The Salesman opens with a young couple’s world literally crumbling around them. Framed against still images of a small stage as its lights are turned on, the Tehran apartment building where Rana (Taraneh Alidoosti) and Emad (Shahab Hosseini) live is splitting apart, its foundation shaken by nearby construction. This powerful sequence–one of the most aesthetically interesting and compelling opening scenes I’ve seen in a long time–sets the tone for the rest of the film, a familial parable juxtaposed and interwoven with a theatrical artifice, where the lines between real life and art become blurred. Perhaps in light of recent political and cultural events–namely, the executive order banning the Iranian people who made this film, and the film’s subsequent accolades as the Best Foreign Film winner at the Oscars–The Salesman‘s themes of art’s power to deconstruct cultural narratives take on new significance.

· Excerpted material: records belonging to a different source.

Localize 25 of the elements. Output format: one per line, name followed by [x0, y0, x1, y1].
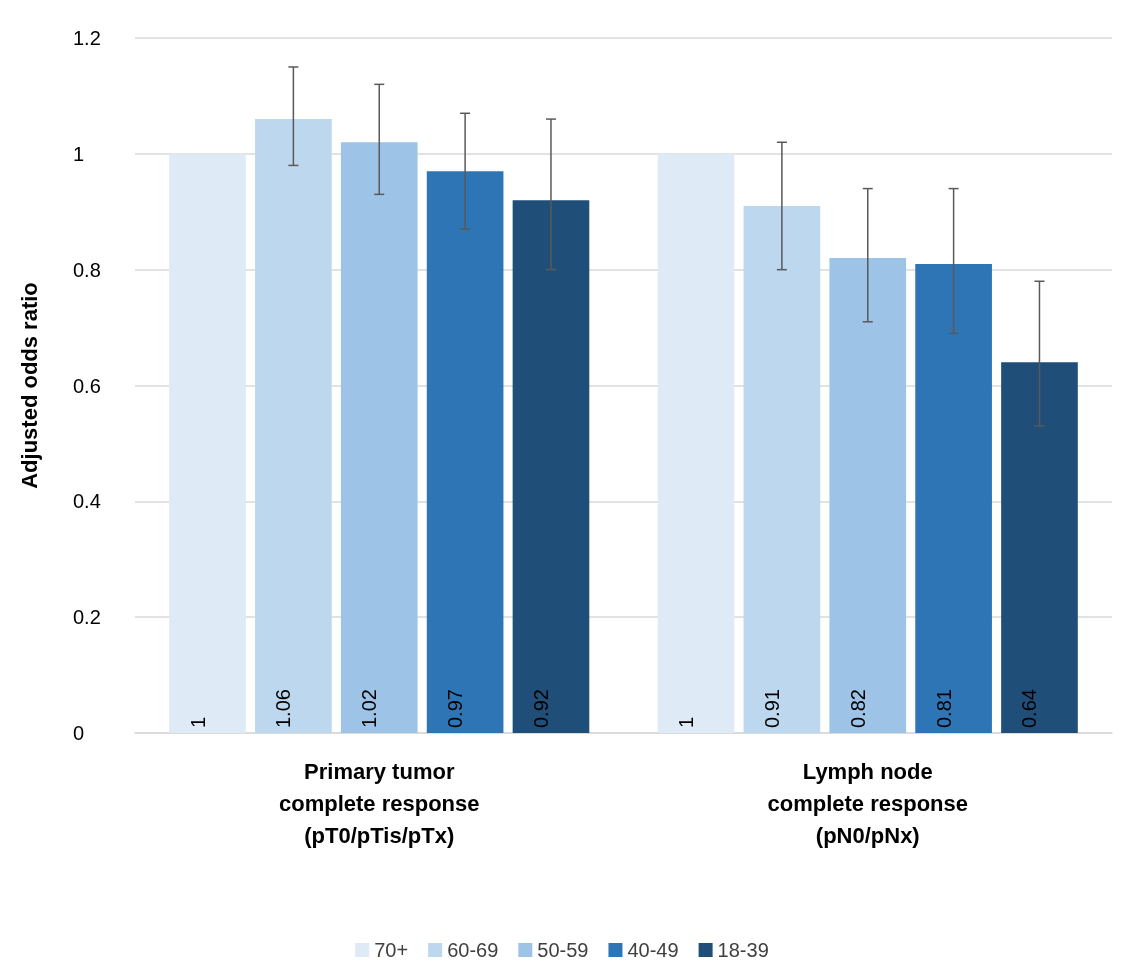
legend-label: 50-59 — [537, 939, 589, 961]
y-tick-label: 0.6 — [73, 374, 101, 397]
data-label: 0.97 — [444, 689, 467, 728]
y-tick-label: 0.8 — [73, 258, 101, 281]
data-label: 1.02 — [358, 689, 381, 728]
y-tick-label: 1 — [73, 142, 85, 165]
y-axis-title: Adjusted odds ratio — [16, 282, 42, 489]
legend-label: 60-69 — [447, 939, 499, 961]
data-label: 0.81 — [932, 689, 955, 728]
data-label: 0.92 — [529, 689, 552, 728]
data-label: 1.06 — [272, 689, 295, 728]
data-label: 0.91 — [760, 689, 783, 728]
data-label: 1 — [186, 716, 209, 728]
y-tick-label: 0.2 — [73, 606, 101, 629]
data-label: 1 — [675, 716, 698, 728]
legend-label: 40-49 — [627, 939, 679, 961]
data-label: 0.64 — [1018, 689, 1041, 728]
y-tick-label: 0 — [73, 722, 85, 744]
x-tick-label: Lymph node complete response (pN0/pNx) — [767, 758, 969, 848]
y-tick-label: 0.4 — [73, 490, 101, 513]
data-label: 0.82 — [846, 689, 869, 728]
legend-label: 70+ — [374, 939, 409, 961]
y-tick-label: 1.2 — [73, 27, 101, 49]
x-tick-label: Primary tumor complete response (pT0/pTis/pTx) — [278, 758, 480, 848]
legend-label: 18-39 — [717, 939, 769, 961]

While rehearsing for their roles performing in Arthur Miller’s Death of a Salesman, Emad and Rana draw on a fellow actor’s recently available apartment, as their crumbling building has been condemned. Unaware of the previous tenant’s relationship with the owner and the neighbors, Rana experiences a frightening incident, one which sends the young couple into a downward spiral of grief, trauma, and ultimately vengeance. Farhadi wisely never shows us the incident (and I won’t spoil it here), choosing instead to simply show us the aftermath and allow the audience and the characters to draw conclusions based on the evidence, everything hinted at with a decidedly non-Western indirectness. The Saleman‘s blending and contrast of Western and Eastern cultures is complex and powerful. There are moments here where it felt like this story could take place in any urban center in America, until characters’ decisions or morality reminded me that this is a remarkably different culture from my own. Death of a Salesman is a distinctly American stage play, an exploration and critique of the American dream and gender roles. So it’s no surprise that Farhadi’s characters also experience a crisis which upends their sense of cultural belonging and forces them to wrestle with their masculinity and femininity. Emad especially struggles with his role as a husband, what the proper response should be in such circumstances where he feels helpless, even emasculated. Hosseini gives a stunning, understated performance, carrying the weight of guilt and shame in his eyes and his shoulders. Everyone in the film is excellent, but it’s Hosseini who stays with me–he’s a man churning inside, longing for justice and to make the situation right and whole again, yet unable to fix what’s been broken.
Farhadi is an artisan of empathy. His previous films–A Separation, The Past, About Elly–are all emotionally devastating explorations of everyday people’s relationships and emotions, how they communicate and respond to one another. He’s particularly interested in marital dynamics; every one of these films could be necessary viewing for a young couple in premarital counseling as it raises a smorgasbord of affecting inquiries. Issues of sexuality, reputation, shame, duty, gender roles, expectations, trauma, and sacrificial love are all navigated with intentional care by Farhadi and his characters, opening up the viewers’ to genuinely connect with these characters in ways most filmmakers dream of doing. While The Salesman never hit me emotionally the way the previous three films did, its still a masterpiece in its own right. Perhaps its lack of emotional impact is due to Farhadi’s willingness to branch out, to create a meta-film of sorts in drawing parallels between the stage play being performed and the characters’ everyday lives. They’re all playing roles; sometimes it’s just hard to discern the character they’re becoming.
In his acceptance speech at the Oscars, read by Iranian astronaut and businesswoman Anousheh Ansari, Farhadi said this:
Dividing the world into the “us” and “our enemies” categories creates fear. A deceitful justification for aggression and war. These wars prevent democracy and human rights in countries which have themselves been victims of aggression. Filmmakers can turn their cameras to capture shared human qualities and break stereotypes of various nationalities and religions. They create empathy between us and others. An empathy which we need today more than ever.
The Salesman and Farhadi’s films open up my Western eyes (and heart) to the stories of Iran, a place and culture I may never get to visit, but one which I desperately hope to better understand.